Ensure that people of all levels look forward to a quiet return to work by minimizing the stressors and creating a humane environment that welcomes them in. Start with two priorities: allowing remote/hybrid work options and reconsidering your hiring practices.
Allow Remote/Hybrid Options
“Working from home is a future-looking technology,” Stanford economics professor and researcher Nicholas Bloom stated in a TED Talk five years ago. He was right! Bloom’s recent two-year study of 500 employees found that remote workers were 50 percent less likely to leave the company and achieved a 24 percent productivity boost as well.
We’re still analyzing the short- versus long-term productivity statistics filtering in on remote and hybrid work and debating the pros and cons depending on business models. However, LinkedIn cites research showing that 97 percent of remote workers would like to continue working remotely, at least some of the time, for the rest of their careers. And Ladders research projects that 25 percent of professionals in North America will, indeed, be working remotely by the end of 2022.
All of this, coupled with the fact that Americans working from home save an estimated 60 million commuting hours a day, means remote is here to stay—and I don’t believe employers can easily take back those hours. Employees spend the new-found time sleeping an extra hour, making time for family, or on activities like working out, says new research by the Federal Reserve Bank of New York. This means happier, healthier workers, and a benefit to companies that they may not yet recognize.
Given that more flexibility is a top priority for workers today, it’s hard to understand why more employers aren’t creatively looking at remote options to see how they can make them fit. If work models prevent them, companies can advance the wellbeing of their people by offering other flexible options, like four-day weeks and shared jobs. When you dare to care creativity follows.
Who Are You Not Hiring?
Boomerangs:
Traditionally, if an employee quit for personal reasons of almost any kind, they would never be considered for rehire. They were labeled unreliable or disloyal. Reality has shown that these rehired “boomerangs” often become your most valuable employees. They know your culture and are a fit so they need less training. And even if they worked for a competitor for a while, they bring new skills and innovation back with them.

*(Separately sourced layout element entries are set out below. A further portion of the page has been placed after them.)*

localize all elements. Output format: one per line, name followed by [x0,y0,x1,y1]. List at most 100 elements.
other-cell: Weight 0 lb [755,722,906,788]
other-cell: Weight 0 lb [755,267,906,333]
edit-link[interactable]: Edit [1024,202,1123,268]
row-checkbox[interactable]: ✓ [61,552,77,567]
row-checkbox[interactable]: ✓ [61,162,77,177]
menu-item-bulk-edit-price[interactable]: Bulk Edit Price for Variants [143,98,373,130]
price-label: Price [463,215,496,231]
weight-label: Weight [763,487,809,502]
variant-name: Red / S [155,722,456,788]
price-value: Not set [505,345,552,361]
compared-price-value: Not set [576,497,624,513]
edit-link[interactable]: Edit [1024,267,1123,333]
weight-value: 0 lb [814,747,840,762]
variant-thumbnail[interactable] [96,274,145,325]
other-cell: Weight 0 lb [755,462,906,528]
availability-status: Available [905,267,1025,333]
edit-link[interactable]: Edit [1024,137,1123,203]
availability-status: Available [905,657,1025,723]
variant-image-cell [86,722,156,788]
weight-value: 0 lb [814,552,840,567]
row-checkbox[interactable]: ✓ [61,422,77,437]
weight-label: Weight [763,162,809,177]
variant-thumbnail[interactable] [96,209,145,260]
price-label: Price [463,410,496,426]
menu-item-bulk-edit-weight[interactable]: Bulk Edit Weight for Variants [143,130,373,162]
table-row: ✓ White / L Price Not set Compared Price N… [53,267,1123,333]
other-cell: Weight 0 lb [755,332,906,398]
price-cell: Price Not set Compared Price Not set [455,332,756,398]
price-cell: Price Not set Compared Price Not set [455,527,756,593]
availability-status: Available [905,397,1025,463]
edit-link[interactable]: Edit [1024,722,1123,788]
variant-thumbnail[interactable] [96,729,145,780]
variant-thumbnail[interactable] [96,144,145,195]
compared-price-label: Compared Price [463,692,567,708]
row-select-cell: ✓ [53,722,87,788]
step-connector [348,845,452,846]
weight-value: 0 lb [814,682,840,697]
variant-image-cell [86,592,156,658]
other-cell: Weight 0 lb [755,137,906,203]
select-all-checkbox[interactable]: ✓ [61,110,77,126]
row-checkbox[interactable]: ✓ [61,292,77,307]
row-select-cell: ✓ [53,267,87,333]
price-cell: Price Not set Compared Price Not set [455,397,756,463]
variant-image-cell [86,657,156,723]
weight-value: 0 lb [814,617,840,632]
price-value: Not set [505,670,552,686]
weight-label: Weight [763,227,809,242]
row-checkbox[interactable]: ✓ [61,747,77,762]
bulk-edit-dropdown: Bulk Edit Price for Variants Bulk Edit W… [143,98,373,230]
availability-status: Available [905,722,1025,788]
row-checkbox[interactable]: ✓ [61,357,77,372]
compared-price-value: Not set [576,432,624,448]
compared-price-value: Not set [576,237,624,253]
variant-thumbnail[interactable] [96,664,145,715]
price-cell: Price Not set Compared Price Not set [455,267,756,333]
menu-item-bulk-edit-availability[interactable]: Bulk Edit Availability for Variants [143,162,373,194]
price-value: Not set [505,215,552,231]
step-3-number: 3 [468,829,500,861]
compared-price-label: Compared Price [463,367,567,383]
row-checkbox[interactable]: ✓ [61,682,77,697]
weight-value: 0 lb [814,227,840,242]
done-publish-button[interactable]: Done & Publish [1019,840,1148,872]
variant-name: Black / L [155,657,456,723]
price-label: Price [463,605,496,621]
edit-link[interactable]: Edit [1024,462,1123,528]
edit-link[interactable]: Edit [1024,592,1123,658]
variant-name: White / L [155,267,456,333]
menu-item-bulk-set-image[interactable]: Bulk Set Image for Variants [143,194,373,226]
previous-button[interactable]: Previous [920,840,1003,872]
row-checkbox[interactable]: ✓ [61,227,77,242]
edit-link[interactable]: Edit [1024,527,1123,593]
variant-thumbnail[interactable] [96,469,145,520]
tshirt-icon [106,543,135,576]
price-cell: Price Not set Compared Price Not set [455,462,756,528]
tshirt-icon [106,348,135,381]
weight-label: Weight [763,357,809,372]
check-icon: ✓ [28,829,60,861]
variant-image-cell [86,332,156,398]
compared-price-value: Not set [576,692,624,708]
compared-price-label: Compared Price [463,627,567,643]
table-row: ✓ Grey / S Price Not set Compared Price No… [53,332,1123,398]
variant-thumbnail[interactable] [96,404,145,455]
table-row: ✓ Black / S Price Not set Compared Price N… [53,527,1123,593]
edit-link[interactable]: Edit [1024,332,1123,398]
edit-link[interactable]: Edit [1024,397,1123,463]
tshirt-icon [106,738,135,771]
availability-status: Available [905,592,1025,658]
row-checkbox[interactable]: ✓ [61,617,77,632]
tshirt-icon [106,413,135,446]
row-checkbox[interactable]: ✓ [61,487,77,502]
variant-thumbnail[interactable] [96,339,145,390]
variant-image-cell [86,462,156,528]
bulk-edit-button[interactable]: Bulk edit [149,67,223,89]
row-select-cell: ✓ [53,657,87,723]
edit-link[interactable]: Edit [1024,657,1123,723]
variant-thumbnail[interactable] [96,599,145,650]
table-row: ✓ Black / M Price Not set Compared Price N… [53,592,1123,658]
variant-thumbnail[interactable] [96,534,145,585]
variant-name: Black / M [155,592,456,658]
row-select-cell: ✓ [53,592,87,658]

Mothers and other caretakers:
With the understanding that it’s not just women who are caretakers, the 2022 Gallup Global Workplace Report states specifically that women in the U.S. and Canada were among the most stressed employees globally. As we return to various forms of work, employers would do well to find solutions to the things that are keeping millions of women at home. Eliminate stressors like the cost and limited availability of childcare with onsite daycare, at-home services, or more flexible time-off policies. Provide pleasant, private rooms to nurse. Ask women and others with family responsibilities outside work what you can do, specifically, to increase their wellbeing.
Older workers:
Don’t let bias influence your perceptions of older employees. They offer knowledge and experience that can only be gained over time and a different perspective that adds diversity to your decisions. They can be excellent mentors.
Workers without the right skills:
Don’t overlook upskilling current employees who have the ability and interest to move into a new role. When evaluating candidates, hire for cultural fit first, knowing that for most roles you can teach the necessary skills, but you cannot change the attitude.
Together, wellbeing and engagement are a powerful force. When you lead with them it follows that your people will be highly productive, and your business will thrive. No more quiet quitting, only quiet returns to a workplace where people choose to stay.